The recently completed beach replenishment in Strathmere, Cape May County, is part of a $33.7 million project that will add almost 113,000 dump trucks’ worth of sand to beaches in Ocean City, Upper Township, and Sea Isle City.

By ANDREW S. LEWIS, NJ Spotlight, JANUARY 18, 2024 |

Just as the last sand-and-seawater slurry was pumped onshore and bulldozed into place on the beachfront at Strathmere, Cape May County, earlier this month, Gov. Phil Murphy declared a state of emergency. Yet another powerful winter storm was bearing down on the New Jersey coast. As the Atlantic began to churn, the inevitable question surfaced: How much sand would be clawed back by the ocean this time?

The Strathmere replenishment is one segment of an ongoing $33.7 million project by the Army Corps of Engineers that, when completed in spring, will see 1,353,000 cubic yards of sand — almost 113,000 dump trucks’ worth — pumped onto barrier island beaches in Ocean City, Upper Township (Strathmere), and Sea Isle City. Another recently completed project, in Cape May City, saw 517,000 cubic yards of sand pumped onto 2.6 miles of shoreline — price tag $16.1 million.

Neither effort is an emergency measure, but periodic “nourishment” cycles that are part of a 50-year commitment between New Jersey and the Army Corps, established in the early 1990s, in which the federal government covers the majority of the projects’ costs. In the case of this winter’s Ocean City/Upper Township/Sea Isle City replenishment, the federal government is responsible for 65% of the cost; the state and local municipalities will split the remaining 35%.
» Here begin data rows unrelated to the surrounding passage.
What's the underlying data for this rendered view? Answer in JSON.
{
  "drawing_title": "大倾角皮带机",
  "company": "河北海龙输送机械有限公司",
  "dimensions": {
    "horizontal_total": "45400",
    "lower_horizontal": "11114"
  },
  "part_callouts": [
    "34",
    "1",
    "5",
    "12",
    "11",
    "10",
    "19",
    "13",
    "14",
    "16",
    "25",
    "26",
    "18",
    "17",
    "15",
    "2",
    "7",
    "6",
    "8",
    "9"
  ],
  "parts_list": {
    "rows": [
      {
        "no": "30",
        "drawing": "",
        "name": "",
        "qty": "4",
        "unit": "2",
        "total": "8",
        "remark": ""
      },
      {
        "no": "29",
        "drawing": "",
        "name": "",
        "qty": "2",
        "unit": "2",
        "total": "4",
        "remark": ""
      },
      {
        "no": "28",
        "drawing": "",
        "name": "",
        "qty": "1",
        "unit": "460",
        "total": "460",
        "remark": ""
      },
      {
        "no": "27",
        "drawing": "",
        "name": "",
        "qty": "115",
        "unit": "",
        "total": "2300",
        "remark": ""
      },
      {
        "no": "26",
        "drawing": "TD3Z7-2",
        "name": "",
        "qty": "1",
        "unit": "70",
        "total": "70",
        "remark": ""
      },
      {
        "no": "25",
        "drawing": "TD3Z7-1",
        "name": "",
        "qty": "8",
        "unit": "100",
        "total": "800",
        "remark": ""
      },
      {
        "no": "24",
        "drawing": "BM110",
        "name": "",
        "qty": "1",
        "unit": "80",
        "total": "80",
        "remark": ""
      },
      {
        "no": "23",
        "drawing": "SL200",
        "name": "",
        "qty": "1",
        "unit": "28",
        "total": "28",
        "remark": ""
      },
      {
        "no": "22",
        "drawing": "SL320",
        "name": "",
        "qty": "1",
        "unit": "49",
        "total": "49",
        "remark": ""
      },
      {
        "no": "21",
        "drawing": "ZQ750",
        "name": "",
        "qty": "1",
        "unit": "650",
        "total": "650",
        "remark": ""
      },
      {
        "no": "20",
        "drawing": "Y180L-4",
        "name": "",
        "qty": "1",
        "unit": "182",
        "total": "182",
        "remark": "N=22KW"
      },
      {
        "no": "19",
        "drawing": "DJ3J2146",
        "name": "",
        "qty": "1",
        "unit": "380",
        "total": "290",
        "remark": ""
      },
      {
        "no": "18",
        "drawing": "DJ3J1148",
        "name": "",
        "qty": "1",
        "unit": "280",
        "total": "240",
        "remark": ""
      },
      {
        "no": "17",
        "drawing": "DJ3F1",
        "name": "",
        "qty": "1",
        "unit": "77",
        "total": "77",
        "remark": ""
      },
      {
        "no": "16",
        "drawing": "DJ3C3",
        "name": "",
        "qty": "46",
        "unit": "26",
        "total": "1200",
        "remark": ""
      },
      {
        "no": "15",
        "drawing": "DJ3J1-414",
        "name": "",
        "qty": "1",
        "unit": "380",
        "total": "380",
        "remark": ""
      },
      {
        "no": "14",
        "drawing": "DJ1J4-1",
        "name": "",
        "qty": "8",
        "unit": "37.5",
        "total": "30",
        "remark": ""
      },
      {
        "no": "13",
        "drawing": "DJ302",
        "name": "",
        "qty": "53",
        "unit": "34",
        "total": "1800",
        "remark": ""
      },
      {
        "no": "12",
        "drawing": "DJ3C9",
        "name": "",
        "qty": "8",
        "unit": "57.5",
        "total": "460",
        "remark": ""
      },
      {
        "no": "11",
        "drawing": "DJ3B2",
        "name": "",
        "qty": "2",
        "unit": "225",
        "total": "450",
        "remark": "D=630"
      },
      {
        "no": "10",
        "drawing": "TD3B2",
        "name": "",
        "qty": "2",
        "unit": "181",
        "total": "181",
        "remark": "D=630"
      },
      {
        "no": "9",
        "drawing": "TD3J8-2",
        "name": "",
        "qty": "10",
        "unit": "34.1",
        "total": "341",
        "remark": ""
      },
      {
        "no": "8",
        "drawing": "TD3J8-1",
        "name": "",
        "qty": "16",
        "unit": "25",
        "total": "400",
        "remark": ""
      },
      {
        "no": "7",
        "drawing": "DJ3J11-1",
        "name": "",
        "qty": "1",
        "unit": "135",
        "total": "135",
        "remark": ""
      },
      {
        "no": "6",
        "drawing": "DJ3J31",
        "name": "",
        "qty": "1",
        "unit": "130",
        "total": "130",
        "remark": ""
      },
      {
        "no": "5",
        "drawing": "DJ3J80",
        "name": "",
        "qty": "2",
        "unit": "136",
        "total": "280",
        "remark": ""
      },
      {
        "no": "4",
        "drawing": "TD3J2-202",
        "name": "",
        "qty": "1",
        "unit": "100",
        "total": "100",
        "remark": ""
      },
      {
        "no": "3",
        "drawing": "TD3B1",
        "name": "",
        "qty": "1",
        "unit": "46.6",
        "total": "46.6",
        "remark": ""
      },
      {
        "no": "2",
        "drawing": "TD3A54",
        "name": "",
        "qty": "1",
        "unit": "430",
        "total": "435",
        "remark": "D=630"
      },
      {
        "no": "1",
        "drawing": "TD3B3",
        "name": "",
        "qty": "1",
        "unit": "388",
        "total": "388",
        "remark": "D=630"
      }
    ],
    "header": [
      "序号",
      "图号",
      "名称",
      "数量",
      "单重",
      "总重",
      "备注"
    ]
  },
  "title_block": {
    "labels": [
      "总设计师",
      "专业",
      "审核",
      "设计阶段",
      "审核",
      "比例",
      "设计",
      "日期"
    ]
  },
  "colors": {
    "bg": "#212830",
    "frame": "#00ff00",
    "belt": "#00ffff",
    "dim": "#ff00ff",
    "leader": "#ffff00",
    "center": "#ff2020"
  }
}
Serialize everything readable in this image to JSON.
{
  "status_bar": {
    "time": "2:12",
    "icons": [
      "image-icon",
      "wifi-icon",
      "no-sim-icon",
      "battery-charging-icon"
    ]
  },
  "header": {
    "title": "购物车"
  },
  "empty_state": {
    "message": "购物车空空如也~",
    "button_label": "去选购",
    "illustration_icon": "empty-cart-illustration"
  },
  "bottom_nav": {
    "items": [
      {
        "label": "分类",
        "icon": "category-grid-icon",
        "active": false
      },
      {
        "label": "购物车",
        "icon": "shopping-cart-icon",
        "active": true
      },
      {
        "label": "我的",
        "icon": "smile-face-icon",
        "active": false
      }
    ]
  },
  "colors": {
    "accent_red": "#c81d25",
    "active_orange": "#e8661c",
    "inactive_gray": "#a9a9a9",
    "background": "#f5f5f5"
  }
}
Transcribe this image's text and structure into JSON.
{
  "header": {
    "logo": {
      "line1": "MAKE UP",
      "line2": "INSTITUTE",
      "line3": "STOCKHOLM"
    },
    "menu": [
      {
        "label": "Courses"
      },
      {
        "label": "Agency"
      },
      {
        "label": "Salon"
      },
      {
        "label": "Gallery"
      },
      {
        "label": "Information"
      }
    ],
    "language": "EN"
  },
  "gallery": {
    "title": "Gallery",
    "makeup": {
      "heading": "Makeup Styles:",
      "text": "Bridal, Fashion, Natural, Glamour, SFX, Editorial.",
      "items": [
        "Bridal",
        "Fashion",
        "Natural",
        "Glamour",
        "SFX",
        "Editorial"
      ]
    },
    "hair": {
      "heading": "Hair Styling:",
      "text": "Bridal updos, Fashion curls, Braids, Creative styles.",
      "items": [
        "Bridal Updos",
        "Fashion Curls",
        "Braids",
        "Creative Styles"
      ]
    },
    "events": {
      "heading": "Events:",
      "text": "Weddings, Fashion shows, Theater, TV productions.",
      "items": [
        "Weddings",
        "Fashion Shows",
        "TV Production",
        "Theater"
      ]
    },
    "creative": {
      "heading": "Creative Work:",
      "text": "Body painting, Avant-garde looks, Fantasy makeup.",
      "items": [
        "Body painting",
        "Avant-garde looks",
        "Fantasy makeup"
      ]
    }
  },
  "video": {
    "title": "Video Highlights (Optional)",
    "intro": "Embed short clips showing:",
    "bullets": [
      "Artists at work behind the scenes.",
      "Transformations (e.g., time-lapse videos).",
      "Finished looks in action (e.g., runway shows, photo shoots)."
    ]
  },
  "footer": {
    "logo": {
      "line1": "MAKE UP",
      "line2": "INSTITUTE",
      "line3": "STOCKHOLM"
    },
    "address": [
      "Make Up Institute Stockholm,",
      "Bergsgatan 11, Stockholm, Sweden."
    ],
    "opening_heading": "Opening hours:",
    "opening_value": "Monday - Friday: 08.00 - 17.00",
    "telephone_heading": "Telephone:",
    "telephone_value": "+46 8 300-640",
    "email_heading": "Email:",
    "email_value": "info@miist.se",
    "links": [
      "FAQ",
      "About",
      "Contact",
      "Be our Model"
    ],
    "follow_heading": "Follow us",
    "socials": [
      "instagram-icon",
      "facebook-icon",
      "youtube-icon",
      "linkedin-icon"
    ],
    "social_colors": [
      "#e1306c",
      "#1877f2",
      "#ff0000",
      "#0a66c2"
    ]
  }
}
In the replenishment project that just ended earlier this month, Strathmere received another 456,000 cubic yards of sand — almost the same amount that was pumped onto its shoreline in 2016.

Sea level rise, combined with the slight but steady subsidence of the coastal plain upon which southern New Jersey rests, has for years been the climate-change bogeyman most often blamed for the staggeringly fast erasure of equally as staggering amounts of sand from the Atlantic shoreline. While sea level rise does play a role — the Atlantic City tide gauge shows over 18 inches of rise since 1910, a foot of which has occurred since 1950 — more recently, climate change’s impact on localized weather events has been an increasing concern.